If there was in a magazine office; an owner, editor, or writer unsympathetic to his policies, Roosevelt took especial pains to maintain a balancing friendliness with others of the staff, doing it all with the habitual directness and casual boldness of his spirit. If a magazine printed an article with which he disagreed, he would write a letter to the author or editor, or have a talk with him, in which he would express his dissent with the forcefulness that was customary with him, a letter in which belligerency and graciousness were so mingled as to seem to say, “You can print this if you want to and we will fight it out before the public; or you can come to see me in fair friendliness and I will give you the facts that will enable you to see the light.” *

* Not alone with American, but with European writers as well, Roosevelt carried on a correspondence designed to get a presentation of his ideas, acts, and policies that was in accord with his own view of them. Archibald R. Colquhoun, an Englishman, writing in The Fortnightly Review, May 2, 1910, remembered that “even with the Atlantic between us, he could not read one of my books without dashing off, first one, and then another letter to me, pointing out what he believed to be misconception on my part. ‘You haven’t got it quite right on page so-and-so. I wish you’d call round and see Taft.’ That sort of a reader is a treat to any author.”
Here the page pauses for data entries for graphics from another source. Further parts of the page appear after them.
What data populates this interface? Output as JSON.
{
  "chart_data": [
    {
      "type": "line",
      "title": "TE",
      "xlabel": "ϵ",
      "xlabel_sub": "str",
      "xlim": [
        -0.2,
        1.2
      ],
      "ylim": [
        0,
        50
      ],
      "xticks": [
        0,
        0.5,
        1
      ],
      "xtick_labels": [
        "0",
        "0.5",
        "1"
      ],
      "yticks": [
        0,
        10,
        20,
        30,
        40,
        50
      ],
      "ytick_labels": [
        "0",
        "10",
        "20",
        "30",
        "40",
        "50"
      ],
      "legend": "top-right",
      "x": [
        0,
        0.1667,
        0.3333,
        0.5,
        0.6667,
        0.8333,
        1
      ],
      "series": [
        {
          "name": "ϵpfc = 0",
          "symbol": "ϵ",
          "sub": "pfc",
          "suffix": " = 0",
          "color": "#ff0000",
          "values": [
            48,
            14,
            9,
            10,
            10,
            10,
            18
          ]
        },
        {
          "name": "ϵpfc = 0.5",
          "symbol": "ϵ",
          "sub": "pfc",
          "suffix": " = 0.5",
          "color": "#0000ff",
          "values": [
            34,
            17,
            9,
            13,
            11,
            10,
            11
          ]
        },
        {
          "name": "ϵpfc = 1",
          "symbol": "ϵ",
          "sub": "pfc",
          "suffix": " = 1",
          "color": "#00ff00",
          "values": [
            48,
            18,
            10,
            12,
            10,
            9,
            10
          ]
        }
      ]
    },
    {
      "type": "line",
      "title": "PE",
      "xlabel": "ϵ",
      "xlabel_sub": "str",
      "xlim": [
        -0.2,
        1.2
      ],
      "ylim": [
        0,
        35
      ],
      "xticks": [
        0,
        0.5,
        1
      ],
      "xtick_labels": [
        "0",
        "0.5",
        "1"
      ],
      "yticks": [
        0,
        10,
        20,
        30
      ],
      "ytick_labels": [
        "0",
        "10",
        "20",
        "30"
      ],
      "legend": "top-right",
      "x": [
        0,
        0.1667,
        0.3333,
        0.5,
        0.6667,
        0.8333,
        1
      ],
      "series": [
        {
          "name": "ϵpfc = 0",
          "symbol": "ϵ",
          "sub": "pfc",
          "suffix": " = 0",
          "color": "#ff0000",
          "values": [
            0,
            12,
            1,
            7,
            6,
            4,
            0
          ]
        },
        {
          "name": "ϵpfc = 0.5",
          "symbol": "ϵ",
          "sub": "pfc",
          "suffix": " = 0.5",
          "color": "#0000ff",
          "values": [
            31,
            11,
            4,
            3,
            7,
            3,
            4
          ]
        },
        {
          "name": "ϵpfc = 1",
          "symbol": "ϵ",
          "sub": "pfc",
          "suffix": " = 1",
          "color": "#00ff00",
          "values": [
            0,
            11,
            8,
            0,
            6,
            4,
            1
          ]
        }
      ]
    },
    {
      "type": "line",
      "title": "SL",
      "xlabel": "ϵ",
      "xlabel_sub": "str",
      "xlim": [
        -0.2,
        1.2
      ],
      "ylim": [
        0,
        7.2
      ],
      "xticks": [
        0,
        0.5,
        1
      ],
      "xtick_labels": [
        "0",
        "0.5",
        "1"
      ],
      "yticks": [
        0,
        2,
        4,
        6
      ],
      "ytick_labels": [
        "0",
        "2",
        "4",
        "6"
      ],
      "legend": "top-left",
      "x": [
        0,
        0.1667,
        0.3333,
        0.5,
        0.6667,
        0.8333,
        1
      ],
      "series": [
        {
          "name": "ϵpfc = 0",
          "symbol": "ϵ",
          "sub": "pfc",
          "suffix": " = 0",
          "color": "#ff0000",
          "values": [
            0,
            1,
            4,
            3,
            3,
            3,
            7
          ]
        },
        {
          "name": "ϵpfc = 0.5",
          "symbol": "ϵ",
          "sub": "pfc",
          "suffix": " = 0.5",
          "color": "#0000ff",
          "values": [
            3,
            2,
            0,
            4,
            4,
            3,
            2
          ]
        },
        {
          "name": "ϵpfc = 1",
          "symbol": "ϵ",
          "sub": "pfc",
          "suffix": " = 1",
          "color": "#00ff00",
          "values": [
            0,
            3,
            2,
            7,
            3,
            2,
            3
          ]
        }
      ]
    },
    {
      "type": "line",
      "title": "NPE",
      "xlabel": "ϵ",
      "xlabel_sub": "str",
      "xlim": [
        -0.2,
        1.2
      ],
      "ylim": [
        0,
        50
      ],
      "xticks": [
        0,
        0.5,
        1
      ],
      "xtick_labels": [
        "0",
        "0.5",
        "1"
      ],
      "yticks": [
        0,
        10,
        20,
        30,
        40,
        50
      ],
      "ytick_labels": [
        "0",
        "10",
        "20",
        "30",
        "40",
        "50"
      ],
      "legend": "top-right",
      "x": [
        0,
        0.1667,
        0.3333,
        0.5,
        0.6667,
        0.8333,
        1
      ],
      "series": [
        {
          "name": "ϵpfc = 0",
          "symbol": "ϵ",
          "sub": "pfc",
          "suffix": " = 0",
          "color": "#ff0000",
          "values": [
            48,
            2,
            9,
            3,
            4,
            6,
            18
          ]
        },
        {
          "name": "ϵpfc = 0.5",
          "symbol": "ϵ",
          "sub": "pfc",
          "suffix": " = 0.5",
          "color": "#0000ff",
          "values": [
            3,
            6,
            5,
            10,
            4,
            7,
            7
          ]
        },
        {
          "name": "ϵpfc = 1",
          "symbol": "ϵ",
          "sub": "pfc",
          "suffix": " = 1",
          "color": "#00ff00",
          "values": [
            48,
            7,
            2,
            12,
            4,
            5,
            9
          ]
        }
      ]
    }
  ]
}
The more direct acquaintance of the writer of this history with Roosevelt, began with a not wholly approving editorial allusion I had written about one of Roosevelt’s judicial appointments. It drew from Roosevelt, a letter of eleven typewritten pages, with many interlineations, in which he reviewed every one of the judicial appointments he had made in the six years of his Presidency, detailing, as to each, the considerations that had determined the selection. If a new author wrote something helpful to one of Roosevelt’s fights, or otherwise interesting to him, the writer was likely, soon, to glow at a White House luncheon, at which his experience was apt to be that described by one such author: “You go into Roosevelt’s presence, you feel his eyes upon you, you listen to him, and you go home and wring the personality out of your clothes.”

“I am the State!” Puck and some of Roosevelt’s other critics felt or pretended that they felt alarms lest he should constitute himself Theodore I, King of America. (From “Puck,” 1904.)

It would be inaccurate historically, and unfair to Roosevelt, to imply that his cultivation of magazine writers was merely a cold technic for advancing his causes. His relations with authors, while they were of advantage to him, were a spontaneous incident of the enormous range of his interest in varied kinds of human beings. Roosevelt was interested in, and therefore had the power of stimulating every sort of writer and artist, poets like Edwin Arlington Robinson and Bliss Carman, novelists like Owen Wister and Kathleen Norris, historians like James Ford Rhodes and the English Trevelyan, naturalists like John Muir and John Burroughs, artists like Saint-Gaudens and Frederic Remington.

All these — artists, writers, poets, and sculptors — were stimulated by Roosevelt to new endeavor. And not only they. Everybody in America, in every sort of career, from teachers and naturalists to cowboys and prize-fighters, seemed to derive from Roosevelt in the White House, a lift toward higher functioning. Partly the wide-spread stimulus arose from the number of representatives of diverse lines of work or art with whom Roosevelt had contact — during no Presidency did the White House visiting list contain so many names, or reflect interest in so wide a gamut of human activity. Partly the increased elation with which nearly everybody in America went to his job in the morning arose from awareness of the obvious delight that Roosevelt had in his own job. Partly the stimulus Roosevelt radiated to the average man arose from consciousness that Roosevelt was making the fight for the common man, for the preservation of individuality against the irking chains of organization, corporate power.

His favorite author. This cartoon of a farmer reading one of Roosevelt’s messages was a favorite with the latter, who had it framed and humg above the mantel of his study. (Lowry in “The Chronicle”, Chicago.)